Chunk Migrator
Chunk Migrator helps with migrating chunks across Cortex clusters while also taking care of setting right index in the destination cluster as per the specified schema.
It also supports mapping chunks to a new user in destination cluster.
Chunk Migrator can be invoked using chunktool
with chunk migrate
command.
Configuration
Migrator comprises of following components, having their own set of configuration:
- Reader - Runs specified number of workers to read chunks concurrently from the specified storage.
- Writer - Runs specified number of workers to write chunks and index concurrently to the specified storage.
- Mapper - Used by writer while writing chunks to map them to a new User ID i.e add chunks and index with a new ID to the destination Cortex cluster.
- Planner - Used by reader to selectively read the chunks. Selection criteria can be User IDs, Table Names or Shards.
Note: Configuration for Planner needs to be set using CLI flags while rest of the components are configured using a single YAML config file.
Shards in Planner:
// When doing migrations each database is discreetly partitioned into 240 shards
// based on aspects of the databases underlying implementation. 240 was chosen due
// to the bigtable implementation sharding on the first two character of the hex encoded
// metric fingerprint.

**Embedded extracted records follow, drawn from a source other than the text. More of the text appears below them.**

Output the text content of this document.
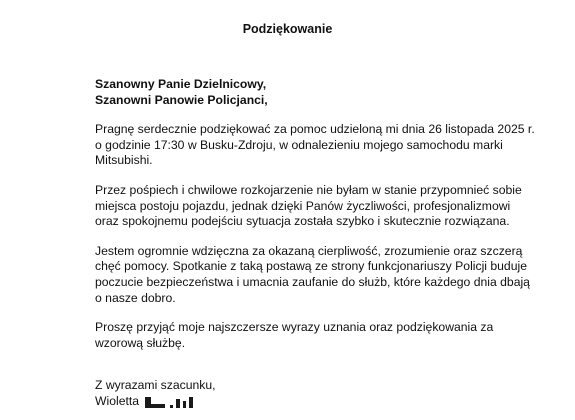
Podziękowanie
Szanowny Panie Dzielnicowy,
Szanowni Panowie Policjanci,

Pragnę serdecznie podziękować za pomoc udzieloną mi dnia 26 listopada 2025 r. o godzinie 17:30 w Busku-Zdroju, w odnalezieniu mojego samochodu marki Mitsubishi.

Przez pośpiech i chwilowe rozkojarzenie nie byłam w stanie przypomnieć sobie miejsca postoju pojazdu, jednak dzięki Panów życzliwości, profesjonalizmowi oraz spokojnemu podejściu sytuacja została szybko i skutecznie rozwiązana.

Jestem ogromnie wdzięczna za okazaną cierpliwość, zrozumienie oraz szczerą chęć pomocy. Spotkanie z taką postawą ze strony funkcjonariuszy Policji buduje poczucie bezpieczeństwa i umacnia zaufanie do służb, które każdego dnia dbają o nasze dobro.

Proszę przyjąć moje najszczersze wyrazy uznania oraz podziękowania za wzorową służbę.

Z wyrazami szacunku,
Wioletta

Cassandra is encoded into 240 discreet shards using the Murmur3
// partition tokens.
//
// Shards are an integer between 1 and 240 that map onto 2 hex characters.
// For Example:
// Shard | Prefix
// 1 | 10
// 2 | 11
// ... | ...
// 16 |
// 240 | ff
//
// Technically there are 256 combinations of 2 hex character (16^2). However,
// fingerprints will not lead with a 0 character so 00->0f excluded, leading to
// 240
Reader Config:
storage_type
: Specifies type of the storage which has the chunks. It currently only supports bigtable
or gcs
.
storage
: It is the same config that is used in Cortex for configuring Storage. See storage_config
num_workers
: Number of workers to perform read operation concurrently.
Writer Config:
storage
: It is the same config that is used in Cortex for configuring Storage. See storage_config
schema
: It is the same config that is used in Cortex for configuring schemas.
num_workers
: Number of workers to perform write operation concurrently.
Mapper Config:
The map config file is a yaml file structured as:
users:
user_original: user_mapped
...
<user_id_src>: <user_id_dst>
Planner Config:
firstShard
: First shard in range of shards to be migrated (1-240).
lastShard
: Last shard in range of shards to be migrated (1-240).
users
: Comma separated list of user ids, if empty all users will be queried.
tables
: Comma separated list of tables to migrate.
Example Usage:
The following example shows how to do migration of chunks belonging to user old-user-id
from an old cluster having chunks in GCS bucket to
another cluster with different GCS bucket. It maps chunks from old-user-id
to new-user-id
and also sets index in specified Bigtable instance with configured Schema.
---config.yaml
reader:
storage_type: gcs
storage:
gcs:
bucket_name: old-gcs-cortex-cluster
num_workers: 2
writer:
storage:
bigtable:
project: bigtable-project
instance: bigtable-instance
gcs:
bucket_name: new-gcs-cortex-cluster
schema:
configs:
- from: 2019-01-01
store: bigtable
object_store: gcs
schema: v10
index:
prefix: index_
period: 168h
num_workers: 2
mapper:
users:
"old-user-id": new-user-id
Command to run the migration:
chunktool chunk migrate --config-file=config.yaml --plan.users=old-user-id
Note1: User IDs in mapper are purely for mapping chunks to a new User ID. If mapping entry is missing, chunks would be written using same ID from original chunk.
For migrating chunks of selected users, use --plan.users
Note2: Since we haven't specified Shard config, it would default to migrating all the chunks of specified users.